Anpal, protestano i precari: “Assumano noi e non i navigator”

I precari dell’Anpal Servizi sono pronti a nuovi scioperi e al blocco delle attività proprio in concomitanza con l’avvio del reddito di cittadinanza. La protesta dei 654 operatori a termine della società pubblica rischia di diventare una grana difficile da gestire per il governo. Ieri, al termine di un sit-in, un gruppo è stato ricevuto dallo staff del sottosegretario al Lavoro Claudio Cominardi.
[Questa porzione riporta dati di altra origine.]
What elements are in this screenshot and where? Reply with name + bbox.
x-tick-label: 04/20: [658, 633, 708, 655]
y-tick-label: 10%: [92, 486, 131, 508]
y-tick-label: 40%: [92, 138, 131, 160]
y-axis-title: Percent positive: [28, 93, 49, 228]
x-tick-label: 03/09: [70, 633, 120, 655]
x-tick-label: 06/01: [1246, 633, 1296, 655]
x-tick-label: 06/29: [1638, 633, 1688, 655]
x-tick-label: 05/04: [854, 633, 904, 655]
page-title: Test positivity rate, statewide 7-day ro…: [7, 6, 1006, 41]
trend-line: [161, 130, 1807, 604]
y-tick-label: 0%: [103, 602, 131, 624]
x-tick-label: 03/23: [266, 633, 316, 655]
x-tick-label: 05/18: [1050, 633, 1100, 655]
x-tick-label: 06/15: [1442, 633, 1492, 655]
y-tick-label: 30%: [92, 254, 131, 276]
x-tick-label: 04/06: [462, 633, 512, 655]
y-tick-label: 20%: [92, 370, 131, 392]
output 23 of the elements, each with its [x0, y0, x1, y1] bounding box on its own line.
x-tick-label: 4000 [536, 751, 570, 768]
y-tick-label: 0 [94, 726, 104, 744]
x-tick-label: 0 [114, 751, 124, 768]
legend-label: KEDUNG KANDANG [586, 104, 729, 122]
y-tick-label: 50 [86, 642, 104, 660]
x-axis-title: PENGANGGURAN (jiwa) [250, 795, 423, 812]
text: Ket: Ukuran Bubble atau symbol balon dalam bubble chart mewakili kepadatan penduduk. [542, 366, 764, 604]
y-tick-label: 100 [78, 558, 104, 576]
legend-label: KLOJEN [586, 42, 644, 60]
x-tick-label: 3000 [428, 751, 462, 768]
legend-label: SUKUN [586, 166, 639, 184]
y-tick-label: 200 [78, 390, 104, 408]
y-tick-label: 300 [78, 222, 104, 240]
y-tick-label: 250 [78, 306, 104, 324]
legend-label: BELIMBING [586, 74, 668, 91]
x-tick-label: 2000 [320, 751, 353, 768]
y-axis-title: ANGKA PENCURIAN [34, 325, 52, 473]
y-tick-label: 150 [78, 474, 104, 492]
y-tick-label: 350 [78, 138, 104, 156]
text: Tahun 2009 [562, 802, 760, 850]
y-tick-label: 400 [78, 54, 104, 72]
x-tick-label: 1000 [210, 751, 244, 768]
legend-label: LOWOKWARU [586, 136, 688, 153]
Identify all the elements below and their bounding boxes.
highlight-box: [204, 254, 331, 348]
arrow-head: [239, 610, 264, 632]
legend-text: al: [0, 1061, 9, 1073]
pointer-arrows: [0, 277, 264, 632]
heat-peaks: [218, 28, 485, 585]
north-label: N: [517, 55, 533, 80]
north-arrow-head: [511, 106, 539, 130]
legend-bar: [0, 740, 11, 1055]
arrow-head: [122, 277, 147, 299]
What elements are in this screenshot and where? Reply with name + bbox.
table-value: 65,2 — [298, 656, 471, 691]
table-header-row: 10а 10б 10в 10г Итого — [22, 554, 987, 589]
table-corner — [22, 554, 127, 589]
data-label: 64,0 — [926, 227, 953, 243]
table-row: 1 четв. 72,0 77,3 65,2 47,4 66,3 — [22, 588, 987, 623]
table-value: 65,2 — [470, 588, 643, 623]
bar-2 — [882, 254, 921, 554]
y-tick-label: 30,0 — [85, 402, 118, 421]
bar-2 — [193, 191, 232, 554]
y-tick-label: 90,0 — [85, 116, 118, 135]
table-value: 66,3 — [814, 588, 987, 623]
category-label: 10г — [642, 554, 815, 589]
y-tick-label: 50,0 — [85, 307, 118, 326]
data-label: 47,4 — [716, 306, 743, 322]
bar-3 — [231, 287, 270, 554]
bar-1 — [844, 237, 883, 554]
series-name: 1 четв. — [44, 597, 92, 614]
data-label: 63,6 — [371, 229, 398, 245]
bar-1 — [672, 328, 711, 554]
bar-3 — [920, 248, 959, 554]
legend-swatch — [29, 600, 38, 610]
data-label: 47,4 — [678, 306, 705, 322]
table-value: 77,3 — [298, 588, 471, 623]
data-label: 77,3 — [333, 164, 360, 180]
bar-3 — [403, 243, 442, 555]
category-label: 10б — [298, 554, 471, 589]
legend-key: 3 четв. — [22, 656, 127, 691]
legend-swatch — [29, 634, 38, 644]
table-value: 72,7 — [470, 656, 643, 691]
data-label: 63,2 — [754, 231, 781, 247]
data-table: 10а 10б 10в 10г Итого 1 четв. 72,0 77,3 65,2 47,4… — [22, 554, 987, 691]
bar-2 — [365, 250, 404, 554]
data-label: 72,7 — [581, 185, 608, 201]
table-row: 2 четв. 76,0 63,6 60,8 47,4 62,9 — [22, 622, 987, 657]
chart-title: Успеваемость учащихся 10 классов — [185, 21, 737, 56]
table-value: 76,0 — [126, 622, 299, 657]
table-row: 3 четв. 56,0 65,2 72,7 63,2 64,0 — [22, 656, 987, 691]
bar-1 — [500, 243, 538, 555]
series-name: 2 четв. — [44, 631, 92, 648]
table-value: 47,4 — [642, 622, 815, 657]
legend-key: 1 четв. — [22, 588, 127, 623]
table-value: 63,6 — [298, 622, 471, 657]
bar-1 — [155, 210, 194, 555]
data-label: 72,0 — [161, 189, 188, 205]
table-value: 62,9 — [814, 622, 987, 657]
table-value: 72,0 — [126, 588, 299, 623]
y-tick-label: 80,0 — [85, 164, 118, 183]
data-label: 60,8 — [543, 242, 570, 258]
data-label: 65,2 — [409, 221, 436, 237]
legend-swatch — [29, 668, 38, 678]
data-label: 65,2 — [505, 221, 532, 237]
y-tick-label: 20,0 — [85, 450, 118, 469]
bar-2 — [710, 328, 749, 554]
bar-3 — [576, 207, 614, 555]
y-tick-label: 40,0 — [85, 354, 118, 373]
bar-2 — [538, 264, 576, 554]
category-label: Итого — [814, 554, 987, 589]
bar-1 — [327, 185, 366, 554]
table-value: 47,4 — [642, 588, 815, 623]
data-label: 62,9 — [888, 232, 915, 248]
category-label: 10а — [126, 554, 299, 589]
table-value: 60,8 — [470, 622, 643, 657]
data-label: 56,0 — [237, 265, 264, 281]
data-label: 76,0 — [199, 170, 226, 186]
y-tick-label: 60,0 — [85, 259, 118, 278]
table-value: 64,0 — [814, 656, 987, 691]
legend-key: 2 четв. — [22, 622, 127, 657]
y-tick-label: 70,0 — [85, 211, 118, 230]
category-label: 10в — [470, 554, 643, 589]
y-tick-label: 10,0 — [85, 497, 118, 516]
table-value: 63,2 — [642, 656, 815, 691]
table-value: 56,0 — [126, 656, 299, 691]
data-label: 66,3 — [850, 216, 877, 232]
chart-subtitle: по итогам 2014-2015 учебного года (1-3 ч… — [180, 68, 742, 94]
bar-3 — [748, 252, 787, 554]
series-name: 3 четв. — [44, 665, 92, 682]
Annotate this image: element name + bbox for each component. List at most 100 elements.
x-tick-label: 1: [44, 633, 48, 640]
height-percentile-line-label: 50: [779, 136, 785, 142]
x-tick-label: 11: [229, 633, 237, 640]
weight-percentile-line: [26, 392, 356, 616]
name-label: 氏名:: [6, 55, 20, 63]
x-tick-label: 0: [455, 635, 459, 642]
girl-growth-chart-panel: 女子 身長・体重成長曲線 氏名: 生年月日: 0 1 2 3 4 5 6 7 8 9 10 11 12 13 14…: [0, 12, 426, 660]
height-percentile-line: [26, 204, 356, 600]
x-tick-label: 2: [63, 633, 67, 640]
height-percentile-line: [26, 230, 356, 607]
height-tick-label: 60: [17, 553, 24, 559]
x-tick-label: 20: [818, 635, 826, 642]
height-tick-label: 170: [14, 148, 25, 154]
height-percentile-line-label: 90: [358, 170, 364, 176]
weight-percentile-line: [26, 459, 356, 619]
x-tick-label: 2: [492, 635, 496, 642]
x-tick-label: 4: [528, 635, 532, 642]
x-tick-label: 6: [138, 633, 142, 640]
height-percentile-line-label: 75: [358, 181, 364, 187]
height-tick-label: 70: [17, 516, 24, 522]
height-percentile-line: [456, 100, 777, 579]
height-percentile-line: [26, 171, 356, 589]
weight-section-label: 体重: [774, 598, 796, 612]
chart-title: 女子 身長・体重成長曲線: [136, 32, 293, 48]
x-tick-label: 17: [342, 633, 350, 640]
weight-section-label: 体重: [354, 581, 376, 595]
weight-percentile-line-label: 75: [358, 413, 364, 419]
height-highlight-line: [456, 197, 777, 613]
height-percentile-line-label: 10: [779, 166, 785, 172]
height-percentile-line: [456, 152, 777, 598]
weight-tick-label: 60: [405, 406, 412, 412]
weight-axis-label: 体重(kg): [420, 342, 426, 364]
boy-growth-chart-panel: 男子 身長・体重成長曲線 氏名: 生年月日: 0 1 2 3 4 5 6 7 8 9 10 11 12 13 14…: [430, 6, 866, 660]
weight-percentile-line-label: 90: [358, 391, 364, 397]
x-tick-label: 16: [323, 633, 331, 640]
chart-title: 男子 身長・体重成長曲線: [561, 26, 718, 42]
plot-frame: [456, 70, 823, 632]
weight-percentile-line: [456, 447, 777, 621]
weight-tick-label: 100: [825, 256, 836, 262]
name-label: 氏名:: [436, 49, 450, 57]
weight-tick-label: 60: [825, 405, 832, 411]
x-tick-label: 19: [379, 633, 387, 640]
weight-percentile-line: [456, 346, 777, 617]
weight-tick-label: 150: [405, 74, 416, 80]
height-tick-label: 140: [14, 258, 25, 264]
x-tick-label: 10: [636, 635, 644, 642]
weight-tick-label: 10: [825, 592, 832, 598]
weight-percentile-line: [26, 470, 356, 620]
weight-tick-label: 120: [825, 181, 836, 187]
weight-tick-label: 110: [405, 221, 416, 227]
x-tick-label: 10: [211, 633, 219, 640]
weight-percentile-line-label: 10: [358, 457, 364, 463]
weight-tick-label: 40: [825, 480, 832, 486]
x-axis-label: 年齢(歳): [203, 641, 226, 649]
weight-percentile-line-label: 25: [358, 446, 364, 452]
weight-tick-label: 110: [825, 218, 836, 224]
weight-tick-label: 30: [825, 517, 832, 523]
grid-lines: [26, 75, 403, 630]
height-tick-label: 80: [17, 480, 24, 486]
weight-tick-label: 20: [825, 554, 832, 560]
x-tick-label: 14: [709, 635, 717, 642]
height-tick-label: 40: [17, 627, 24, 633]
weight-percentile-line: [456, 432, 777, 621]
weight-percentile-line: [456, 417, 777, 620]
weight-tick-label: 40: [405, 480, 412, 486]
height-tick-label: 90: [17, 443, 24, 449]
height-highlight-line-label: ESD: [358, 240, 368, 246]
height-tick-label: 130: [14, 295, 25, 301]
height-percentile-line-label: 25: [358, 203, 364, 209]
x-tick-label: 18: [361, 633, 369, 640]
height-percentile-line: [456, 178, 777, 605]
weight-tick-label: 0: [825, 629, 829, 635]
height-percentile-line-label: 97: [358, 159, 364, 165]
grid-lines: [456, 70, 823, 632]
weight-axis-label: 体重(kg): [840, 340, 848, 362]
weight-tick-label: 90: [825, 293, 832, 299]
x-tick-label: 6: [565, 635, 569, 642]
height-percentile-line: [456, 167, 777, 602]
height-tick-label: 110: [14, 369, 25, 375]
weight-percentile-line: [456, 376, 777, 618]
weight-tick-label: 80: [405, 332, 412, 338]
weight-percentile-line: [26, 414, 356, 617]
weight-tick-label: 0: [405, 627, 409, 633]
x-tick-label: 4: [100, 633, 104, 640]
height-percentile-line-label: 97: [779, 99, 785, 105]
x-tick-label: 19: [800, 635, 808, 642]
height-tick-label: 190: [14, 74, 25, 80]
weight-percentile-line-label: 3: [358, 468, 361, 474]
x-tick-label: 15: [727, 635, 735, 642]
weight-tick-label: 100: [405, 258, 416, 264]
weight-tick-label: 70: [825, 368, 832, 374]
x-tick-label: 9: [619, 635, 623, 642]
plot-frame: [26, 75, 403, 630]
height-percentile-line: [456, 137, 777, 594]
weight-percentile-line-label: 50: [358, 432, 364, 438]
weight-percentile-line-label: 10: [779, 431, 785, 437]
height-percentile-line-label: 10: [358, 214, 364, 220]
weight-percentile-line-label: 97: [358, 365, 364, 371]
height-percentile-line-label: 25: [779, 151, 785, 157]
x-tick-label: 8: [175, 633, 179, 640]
Nella riunione è emerso che la maggioranza non intende aumentare lo stanziamento per le stabilizzazioni in Anpal Servizi in fase di conversione in legge del Decretone. Resterà solo un milione di euro e quindi non si potrà garantire il posto fisso nemmeno ai 134 che oggi hanno il contratto a tempo determinato (gli altri 520 sono collaboratori). I precari, quindi, annunciano nuove astensioni dal lavoro. Una mobilitazione che potrebbe creare qualche intralcio al lancio del reddito di cittadinanza. Gli operatori Anpal Servizi, secondo quanto filtrato, dovranno infatti svolgere un ruolo fondamentale: formare i 6 mila navigator che stanno per essere assunti, anche loro a termine, per seguire i beneficiari del sussidio nella ricerca del lavoro.